I just passed a dad wheeling his son along the street in a pram. The dad was wearing shiny red leather trainers, red and white stripey socks and white trousers that stopped mid-calf, and a white sleeveless T-shirt. He looked more like a baby than his son, who was wearing little jeans.
The British film certification system once had an ‘X’ certificate rating certifying that everyone over sixteen – i.e.. an adult – could see the film. Then the lines about what constituted adulthood blurred. Censorship was raised to eighteen, the vote was lowered from twenty one, marriage remained at sixteen, meaning you could fight for your country or get married, but not see a horror film.
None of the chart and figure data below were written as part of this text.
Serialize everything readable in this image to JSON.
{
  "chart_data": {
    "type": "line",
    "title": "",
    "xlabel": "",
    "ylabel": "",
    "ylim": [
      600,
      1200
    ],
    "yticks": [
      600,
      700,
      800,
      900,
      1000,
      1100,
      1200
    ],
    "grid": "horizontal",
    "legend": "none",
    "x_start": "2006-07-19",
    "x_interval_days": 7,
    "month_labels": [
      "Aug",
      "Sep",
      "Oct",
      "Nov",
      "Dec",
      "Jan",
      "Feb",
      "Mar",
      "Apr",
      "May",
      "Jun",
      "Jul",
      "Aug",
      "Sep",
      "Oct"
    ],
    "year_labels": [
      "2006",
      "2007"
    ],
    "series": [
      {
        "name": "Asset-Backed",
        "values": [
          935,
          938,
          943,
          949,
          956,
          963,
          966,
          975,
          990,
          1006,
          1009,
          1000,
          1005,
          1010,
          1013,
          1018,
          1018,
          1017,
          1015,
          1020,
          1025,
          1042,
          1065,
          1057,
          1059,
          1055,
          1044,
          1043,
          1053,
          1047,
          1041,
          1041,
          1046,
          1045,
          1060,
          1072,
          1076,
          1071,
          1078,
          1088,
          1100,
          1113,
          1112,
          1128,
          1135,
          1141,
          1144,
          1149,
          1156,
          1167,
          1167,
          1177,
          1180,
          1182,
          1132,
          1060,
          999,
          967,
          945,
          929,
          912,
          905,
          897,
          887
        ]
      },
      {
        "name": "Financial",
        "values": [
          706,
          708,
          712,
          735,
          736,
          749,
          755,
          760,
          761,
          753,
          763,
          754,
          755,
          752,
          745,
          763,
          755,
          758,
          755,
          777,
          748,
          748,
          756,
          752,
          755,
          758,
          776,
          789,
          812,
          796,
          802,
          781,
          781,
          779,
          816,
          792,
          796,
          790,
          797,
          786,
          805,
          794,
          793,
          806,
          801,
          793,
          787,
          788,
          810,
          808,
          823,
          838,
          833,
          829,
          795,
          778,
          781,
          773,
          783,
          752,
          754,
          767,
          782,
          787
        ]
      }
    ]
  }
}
The economic downslide trapped kids at home so that Italy now has the highest age of those living with parents; the average age of those leaving home is forty. In the past, many of history’s geniuses were dead by that age.
And it gets more complex still as fertility treatment allows late pregnancy and Viagra means late virility. So men become giant toddlers and women totter on heels in baby colours, and the concept of ‘adulthood’ is rebranded as just another playful stage of life. Is this better than the premature ageing of the past? Probably. Only a killjoy would want to return to the ‘toothless crone at thirty five’ look of old films.
Watching ‘Wonderful London’ you get to see that there’s virtually no connection now between that past and this present. Only children and buildings remind you that we’re on the same planet.